Not really [laughter]. But I also didn’t expect government organizations to ask me to run workshops for their employees. Nowadays, aid organizations, high-tech companies and schools reach out to me. I’m no longer on the peripheries. My views haven’t changed, but society has. When before the pandemic I was on a train, coming back from vacation in Greece, a ticket controller recognized me: “Shai Orr? I read your book!” she said. Can you imagine this? Never in my wildest dreams did I expect that. Or that you, a journalist from a Polish magazine, would contact me. How did that happen? I’m asking as an ex-outsider [laughter]! A man of success!
Your book came out in Poland, and here, at “Przekrój,” we keep tabs on what’s going on in the publishing market. We’ve been interested in education and parenting for a long time – we interviewed Gabor Maté before even The Guardian published a piece about him.
Wonderful! I’m very glad, but still amazed.
Great, but you keep avoiding the question I asked you at the beginning.
That’s true…
I’ll ask again, then. What helped you overcome the crisis and change yourself so profoundly?
I’ve never asked myself this question. Never! It’s a tough one.
Thank you. So?
Therapy helped me, and so did my family and friends, of course. But I had all that before I fell into depression. So, there might be something more to it.
Let’s keep searching for an answer then.
Ever since I can remember, I’ve had a feeling that I have something good to offer. I remember that when I was leaving the kibbutz, I got 400 shekels and a blanket as a farewell gift. This money wasn’t even enough to cover monthly rent. I was deeply worried, since we’d been repeatedly told that we wouldn’t make it outside the kibbutz. And indeed, the beginnings were tough. I took various jobs. I borrowed a lawnmower from a friend and worked as a gardener, the one that comes to work by bus! With a mower [laughter]! This definitely wasn’t the best time of my life. I dreamed about being a musician, which at the time seemed beyond reach.
I never stopped believing, though, that I had something to offer, not even for a second. I wasn’t planning on saving the world, not at all. I also didn’t really know what it was in particular that I had to offer, but perhaps that was the clue.

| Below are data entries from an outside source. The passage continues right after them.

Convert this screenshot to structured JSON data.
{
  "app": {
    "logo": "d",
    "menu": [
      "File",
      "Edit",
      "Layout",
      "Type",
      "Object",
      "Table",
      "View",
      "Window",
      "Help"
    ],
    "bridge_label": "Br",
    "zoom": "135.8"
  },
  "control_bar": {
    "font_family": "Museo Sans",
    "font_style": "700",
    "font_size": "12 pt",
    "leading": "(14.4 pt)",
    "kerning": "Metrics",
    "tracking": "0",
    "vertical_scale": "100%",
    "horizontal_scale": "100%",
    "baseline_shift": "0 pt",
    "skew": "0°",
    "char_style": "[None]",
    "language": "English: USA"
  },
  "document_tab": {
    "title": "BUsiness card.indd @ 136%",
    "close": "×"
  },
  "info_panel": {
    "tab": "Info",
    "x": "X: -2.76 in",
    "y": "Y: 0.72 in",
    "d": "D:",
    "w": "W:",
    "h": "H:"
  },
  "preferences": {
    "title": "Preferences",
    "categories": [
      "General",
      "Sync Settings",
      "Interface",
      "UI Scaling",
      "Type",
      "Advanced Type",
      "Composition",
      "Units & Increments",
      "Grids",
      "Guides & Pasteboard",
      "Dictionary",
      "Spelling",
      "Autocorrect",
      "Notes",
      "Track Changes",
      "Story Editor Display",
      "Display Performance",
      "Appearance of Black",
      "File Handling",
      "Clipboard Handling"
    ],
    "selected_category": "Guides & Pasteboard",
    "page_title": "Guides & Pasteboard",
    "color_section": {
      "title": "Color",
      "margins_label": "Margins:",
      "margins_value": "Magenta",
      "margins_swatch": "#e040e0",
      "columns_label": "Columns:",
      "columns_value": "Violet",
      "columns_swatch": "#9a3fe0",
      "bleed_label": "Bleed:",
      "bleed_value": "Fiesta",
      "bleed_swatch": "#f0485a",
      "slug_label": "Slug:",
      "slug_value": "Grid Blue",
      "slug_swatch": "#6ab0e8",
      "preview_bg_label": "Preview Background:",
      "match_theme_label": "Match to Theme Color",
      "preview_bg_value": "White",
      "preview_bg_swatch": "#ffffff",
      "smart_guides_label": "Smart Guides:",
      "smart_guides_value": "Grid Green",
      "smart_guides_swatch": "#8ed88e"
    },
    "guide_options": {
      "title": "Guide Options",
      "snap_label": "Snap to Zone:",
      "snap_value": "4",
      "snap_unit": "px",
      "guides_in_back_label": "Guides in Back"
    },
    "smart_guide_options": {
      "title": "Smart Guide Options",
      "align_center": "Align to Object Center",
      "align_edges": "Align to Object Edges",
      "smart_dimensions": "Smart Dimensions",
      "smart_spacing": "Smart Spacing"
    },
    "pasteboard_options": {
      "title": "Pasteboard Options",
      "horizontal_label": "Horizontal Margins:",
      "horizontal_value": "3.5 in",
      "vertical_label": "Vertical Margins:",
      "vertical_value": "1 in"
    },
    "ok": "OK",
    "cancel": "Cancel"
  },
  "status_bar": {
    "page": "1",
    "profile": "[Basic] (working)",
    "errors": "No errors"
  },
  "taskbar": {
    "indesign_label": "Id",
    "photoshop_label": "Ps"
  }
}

Even though I didn’t have a clear idea what it was, I kept believing that it was something valuable, something good – this was true when I was a lousy gardener and musician, and it is still true now while I’m talking with you.
This reminds me of how after various tribulations, at 30 I was working for a while as a waitress. This job is usually done by students. One day, the barman, who was younger than me, said: “If I were to work as a waiter at your age, I would rather die!” I didn’t respond to that, but I thought: “What a ridiculous remark! I’m not a waitress, this isn’t something that defines me. This is my job at the moment. There will be other jobs.” Right now, while interviewing you, I also don’t identify solely as a journalist. Our job doesn’t define us; it’s not enough!

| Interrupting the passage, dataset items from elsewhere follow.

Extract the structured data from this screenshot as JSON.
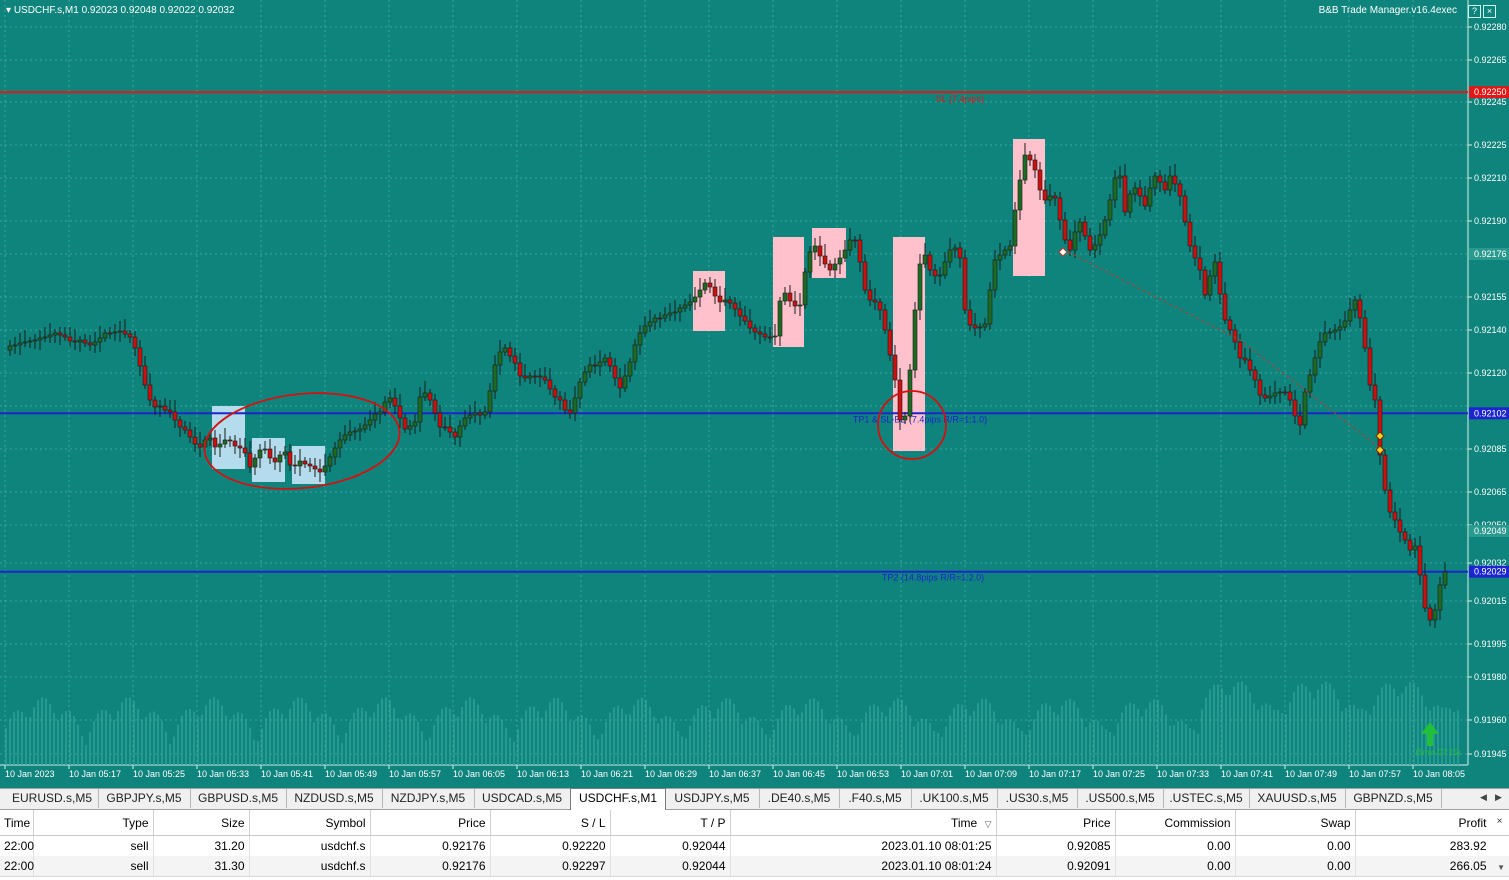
{
  "header": {
    "symbol_info": "USDCHF.s,M1  0.92023 0.92048 0.92022 0.92032",
    "ea_name": "B&B Trade Manager.v16.4exec"
  },
  "window_buttons": [
    "?",
    "×"
  ],
  "colors": {
    "background": "#0e847c",
    "bull_candle": "#1d6b22",
    "bear_candle": "#cc1010",
    "sl_line": "#e01818",
    "tp_line": "#1c26cc",
    "highlight_pink": "#ffc2cc",
    "highlight_blue": "#b4dcec",
    "annotation_red": "#d80f0f"
  },
  "price_axis": {
    "ticks": [
      "0.92280",
      "0.92265",
      "0.92245",
      "0.92225",
      "0.92210",
      "0.92190",
      "0.92155",
      "0.92140",
      "0.92120",
      "0.92085",
      "0.92065",
      "0.92050",
      "0.92032",
      "0.92015",
      "0.91995",
      "0.91980",
      "0.91960",
      "0.91945"
    ],
    "tags": [
      {
        "label": "0.92250",
        "kind": "sl"
      },
      {
        "label": "0.92176",
        "kind": "bid"
      },
      {
        "label": "0.92102",
        "kind": "tp"
      },
      {
        "label": "0.92049",
        "kind": "ask"
      },
      {
        "label": "0.92029",
        "kind": "tp"
      }
    ]
  },
  "time_axis": [
    "10 Jan 2023",
    "10 Jan 05:17",
    "10 Jan 05:25",
    "10 Jan 05:33",
    "10 Jan 05:41",
    "10 Jan 05:49",
    "10 Jan 05:57",
    "10 Jan 06:05",
    "10 Jan 06:13",
    "10 Jan 06:21",
    "10 Jan 06:29",
    "10 Jan 06:37",
    "10 Jan 06:45",
    "10 Jan 06:53",
    "10 Jan 07:01",
    "10 Jan 07:09",
    "10 Jan 07:17",
    "10 Jan 07:25",
    "10 Jan 07:33",
    "10 Jan 07:41",
    "10 Jan 07:49",
    "10 Jan 07:57",
    "10 Jan 08:05"
  ],
  "lines": {
    "sl": {
      "price": 0.9225,
      "label": "SL (7.4pips)"
    },
    "tp1": {
      "price": 0.92102,
      "label": "TP1 & SL-BE (7.4pips R/R=1:1.0)"
    },
    "tp2": {
      "price": 0.92029,
      "label": "TP2 (14.8pips R/R=1:2.0)"
    }
  },
  "timer_label": "(5min 07:15)",
  "tabs": [
    {
      "label": "EURUSD.s,M5",
      "active": false
    },
    {
      "label": "GBPJPY.s,M5",
      "active": false
    },
    {
      "label": "GBPUSD.s,M5",
      "active": false
    },
    {
      "label": "NZDUSD.s,M5",
      "active": false
    },
    {
      "label": "NZDJPY.s,M5",
      "active": false
    },
    {
      "label": "USDCAD.s,M5",
      "active": false
    },
    {
      "label": "USDCHF.s,M1",
      "active": true
    },
    {
      "label": "USDJPY.s,M5",
      "active": false
    },
    {
      "label": ".DE40.s,M5",
      "active": false
    },
    {
      "label": ".F40.s,M5",
      "active": false
    },
    {
      "label": ".UK100.s,M5",
      "active": false
    },
    {
      "label": ".US30.s,M5",
      "active": false
    },
    {
      "label": ".US500.s,M5",
      "active": false
    },
    {
      "label": ".USTEC.s,M5",
      "active": false
    },
    {
      "label": "XAUUSD.s,M5",
      "active": false
    },
    {
      "label": "GBPNZD.s,M5",
      "active": false
    }
  ],
  "trades": {
    "columns": [
      "Time",
      "Type",
      "Size",
      "Symbol",
      "Price",
      "S / L",
      "T / P",
      "Time",
      "Price",
      "Commission",
      "Swap",
      "Profit"
    ],
    "sort_indicator": "▽",
    "rows": [
      [
        "22:00",
        "sell",
        "31.20",
        "usdchf.s",
        "0.92176",
        "0.92220",
        "0.92044",
        "2023.01.10 08:01:25",
        "0.92085",
        "0.00",
        "0.00",
        "283.92"
      ],
      [
        "22:00",
        "sell",
        "31.30",
        "usdchf.s",
        "0.92176",
        "0.92297",
        "0.92044",
        "2023.01.10 08:01:24",
        "0.92091",
        "0.00",
        "0.00",
        "266.05"
      ]
    ]
  },
  "pane_close": "×"
}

Exactly! The process of upbringing should encourage a child’s uniqueness, by which I don’t mean something that leads to fame or unbelievable success. When one dreams about popularity, they dream about getting something from others, feeding on something. But what really matters is our ability to give. Everyone has something unique to offer. If you look at a child carefully – if you learn to actually listen to him or her – you will see it. Children who feel appreciated, valued, and loved will overcome any obstacle.
This is what I wish us and all the children of the world. Thank you for this conversation!
Wait, what’s your daughter’s name?
(This question was followed by many others, but that part of the conversation is subject to therapist confidentiality.)
Shai Orr:
A therapist, inventor of the Miraculous Parenting approach. He organizes workshops and inspires others. His books have changed the approach to parenting in Israel; now, he’s winning the hearts of parents across the world.